Dane statystyczne wskazują też, że piotrkowianie często migrują - w 2009 roku zarejestrowano 770 wymeldowań z miasta, w tym 392 na wieś, 362 do innego miasta i 16 za granicę. Z kolei 556 osób postanowiło na stałe osiąść w Piotrkowie Trybunalskim - 225 przeniosło się z innych miast, 279 ze wsi, i 52 osoby zza granicy.
Dla porównania w 2008 roku liczba mieszkańców miasta wynosiła 79.422 , w tym 42.306 kobiet i 37.116 mężczyzn. Dwa lata temu wymeldowało się 812 osób, w tym 468 na wieś, 316 do innego miasta i 28 za granicę. Przybyło nam 513 osób 230 z innych miast, 224 ze wsi, i 59 zza granicy. Zmarło 808 osób, urodziło się 813 dzieci, zawarto 856 małżeństw.
- Z ksiąg meldunkowych miasta „zniknęło" ok. 1000 mieszkańców. Jest to spowodowane przede wszystkim migracją. Niewątpliwie piotrkowianie przenoszą się do większych ośrodków. Wiadomo, że oferta szkół wyższych w Piotrkowie nie jest tak bogata jak w Łodzi, we Wrocławiu nie mówiąc już o Warszawie.
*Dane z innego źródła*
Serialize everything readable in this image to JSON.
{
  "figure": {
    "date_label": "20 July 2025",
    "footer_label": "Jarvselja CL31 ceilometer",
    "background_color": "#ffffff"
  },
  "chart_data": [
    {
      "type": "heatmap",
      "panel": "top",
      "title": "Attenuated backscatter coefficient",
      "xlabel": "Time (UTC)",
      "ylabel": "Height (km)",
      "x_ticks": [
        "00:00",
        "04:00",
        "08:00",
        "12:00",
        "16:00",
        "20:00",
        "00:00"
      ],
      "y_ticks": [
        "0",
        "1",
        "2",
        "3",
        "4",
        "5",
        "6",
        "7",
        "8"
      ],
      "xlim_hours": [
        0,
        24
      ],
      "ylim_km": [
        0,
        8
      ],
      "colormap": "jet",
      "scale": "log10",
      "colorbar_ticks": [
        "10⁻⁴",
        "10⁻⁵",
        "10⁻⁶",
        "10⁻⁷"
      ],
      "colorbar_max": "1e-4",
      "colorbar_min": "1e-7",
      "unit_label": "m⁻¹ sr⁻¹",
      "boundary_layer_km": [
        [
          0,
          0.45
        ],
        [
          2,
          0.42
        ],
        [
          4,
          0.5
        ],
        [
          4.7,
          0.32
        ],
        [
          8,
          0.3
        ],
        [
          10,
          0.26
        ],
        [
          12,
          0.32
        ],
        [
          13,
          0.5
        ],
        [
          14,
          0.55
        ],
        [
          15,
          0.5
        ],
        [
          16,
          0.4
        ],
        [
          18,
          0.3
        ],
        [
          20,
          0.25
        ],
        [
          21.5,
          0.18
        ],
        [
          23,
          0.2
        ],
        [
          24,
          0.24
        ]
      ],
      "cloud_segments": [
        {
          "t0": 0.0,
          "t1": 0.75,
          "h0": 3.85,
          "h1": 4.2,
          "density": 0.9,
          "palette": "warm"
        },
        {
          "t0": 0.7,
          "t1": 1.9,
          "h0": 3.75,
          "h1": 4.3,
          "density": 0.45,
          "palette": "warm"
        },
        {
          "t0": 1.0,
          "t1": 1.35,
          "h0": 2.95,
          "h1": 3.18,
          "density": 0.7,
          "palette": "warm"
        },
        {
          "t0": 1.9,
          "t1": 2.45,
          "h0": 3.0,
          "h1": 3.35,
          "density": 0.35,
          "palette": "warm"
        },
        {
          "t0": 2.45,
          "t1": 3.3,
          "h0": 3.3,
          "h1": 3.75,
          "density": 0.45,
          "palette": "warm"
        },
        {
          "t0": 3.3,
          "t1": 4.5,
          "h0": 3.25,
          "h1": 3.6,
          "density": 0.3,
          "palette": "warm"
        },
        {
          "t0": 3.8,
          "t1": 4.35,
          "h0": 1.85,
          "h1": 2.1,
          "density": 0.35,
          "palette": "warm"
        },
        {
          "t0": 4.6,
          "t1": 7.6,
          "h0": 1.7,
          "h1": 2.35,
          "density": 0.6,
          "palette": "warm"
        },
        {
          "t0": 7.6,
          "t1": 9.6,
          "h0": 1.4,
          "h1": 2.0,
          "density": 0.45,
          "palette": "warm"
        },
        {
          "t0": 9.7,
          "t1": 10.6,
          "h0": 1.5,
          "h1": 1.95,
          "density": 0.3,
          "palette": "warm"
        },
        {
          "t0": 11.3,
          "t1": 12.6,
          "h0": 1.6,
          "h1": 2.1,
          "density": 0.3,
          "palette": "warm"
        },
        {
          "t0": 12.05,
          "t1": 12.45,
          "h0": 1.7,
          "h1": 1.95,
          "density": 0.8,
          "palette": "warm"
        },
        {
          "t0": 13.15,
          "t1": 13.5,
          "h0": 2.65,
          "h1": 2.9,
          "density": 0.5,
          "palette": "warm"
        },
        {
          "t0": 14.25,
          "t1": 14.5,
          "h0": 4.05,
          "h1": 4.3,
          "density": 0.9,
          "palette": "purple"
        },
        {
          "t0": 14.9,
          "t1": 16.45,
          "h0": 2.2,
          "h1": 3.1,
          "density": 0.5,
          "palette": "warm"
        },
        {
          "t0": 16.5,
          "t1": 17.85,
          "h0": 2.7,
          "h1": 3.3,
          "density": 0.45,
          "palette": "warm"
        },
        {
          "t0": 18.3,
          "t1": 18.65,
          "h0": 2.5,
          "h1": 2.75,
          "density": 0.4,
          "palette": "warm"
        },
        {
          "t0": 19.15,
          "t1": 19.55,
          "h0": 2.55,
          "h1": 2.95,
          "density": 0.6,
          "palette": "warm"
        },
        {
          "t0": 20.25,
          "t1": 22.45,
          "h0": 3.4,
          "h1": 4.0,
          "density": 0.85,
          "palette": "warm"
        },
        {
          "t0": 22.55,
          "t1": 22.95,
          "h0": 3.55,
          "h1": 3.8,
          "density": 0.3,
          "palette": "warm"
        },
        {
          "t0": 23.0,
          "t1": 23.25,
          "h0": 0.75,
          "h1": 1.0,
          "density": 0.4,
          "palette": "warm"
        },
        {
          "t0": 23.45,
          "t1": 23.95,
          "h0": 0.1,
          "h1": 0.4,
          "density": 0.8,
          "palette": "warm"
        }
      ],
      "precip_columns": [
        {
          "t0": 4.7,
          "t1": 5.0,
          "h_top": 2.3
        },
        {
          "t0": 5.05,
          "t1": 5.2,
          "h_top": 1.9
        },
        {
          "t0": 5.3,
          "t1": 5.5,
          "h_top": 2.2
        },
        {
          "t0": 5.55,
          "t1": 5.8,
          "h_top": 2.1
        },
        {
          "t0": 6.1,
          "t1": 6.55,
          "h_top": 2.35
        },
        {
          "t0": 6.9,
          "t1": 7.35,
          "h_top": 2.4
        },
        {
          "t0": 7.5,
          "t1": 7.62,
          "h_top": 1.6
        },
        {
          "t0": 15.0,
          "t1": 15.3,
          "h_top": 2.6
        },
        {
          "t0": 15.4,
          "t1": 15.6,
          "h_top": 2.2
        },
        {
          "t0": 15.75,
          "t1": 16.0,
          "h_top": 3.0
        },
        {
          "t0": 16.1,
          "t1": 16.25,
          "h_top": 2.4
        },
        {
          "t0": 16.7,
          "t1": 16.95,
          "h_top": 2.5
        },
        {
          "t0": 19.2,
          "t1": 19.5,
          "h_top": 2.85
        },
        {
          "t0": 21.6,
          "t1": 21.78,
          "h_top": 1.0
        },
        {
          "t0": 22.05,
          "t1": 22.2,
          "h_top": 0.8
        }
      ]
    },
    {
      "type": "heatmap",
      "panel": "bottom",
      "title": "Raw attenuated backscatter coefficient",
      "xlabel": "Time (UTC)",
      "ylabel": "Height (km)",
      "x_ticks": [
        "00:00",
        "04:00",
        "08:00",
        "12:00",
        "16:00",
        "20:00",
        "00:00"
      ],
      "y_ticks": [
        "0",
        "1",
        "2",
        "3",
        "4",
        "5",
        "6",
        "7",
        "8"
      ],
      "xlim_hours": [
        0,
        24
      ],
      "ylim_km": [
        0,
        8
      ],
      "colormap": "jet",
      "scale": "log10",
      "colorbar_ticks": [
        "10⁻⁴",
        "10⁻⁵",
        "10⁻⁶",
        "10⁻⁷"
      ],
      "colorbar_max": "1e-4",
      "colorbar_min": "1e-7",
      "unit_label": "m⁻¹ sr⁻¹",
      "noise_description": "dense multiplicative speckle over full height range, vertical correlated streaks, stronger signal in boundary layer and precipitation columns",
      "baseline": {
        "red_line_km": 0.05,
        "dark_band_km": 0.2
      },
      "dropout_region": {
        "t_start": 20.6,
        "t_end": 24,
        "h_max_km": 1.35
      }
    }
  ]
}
Ludzie emigrują za nauką, za kulturą, ale przede wszystkim za pracą. Trzeba też zwrócić uwagę, że wiele osób przemeldowuje się na wieś - tłumaczy Błażej Torański, rzecznik prasowy prezydenta Piotrkowa.
Ostatnio wzrosła liczba mieszkańców gminy Sulejów. To do Koła, Przygłowa, Poniatowa czy Uszczyna trafiają niedawni piotrkowianie.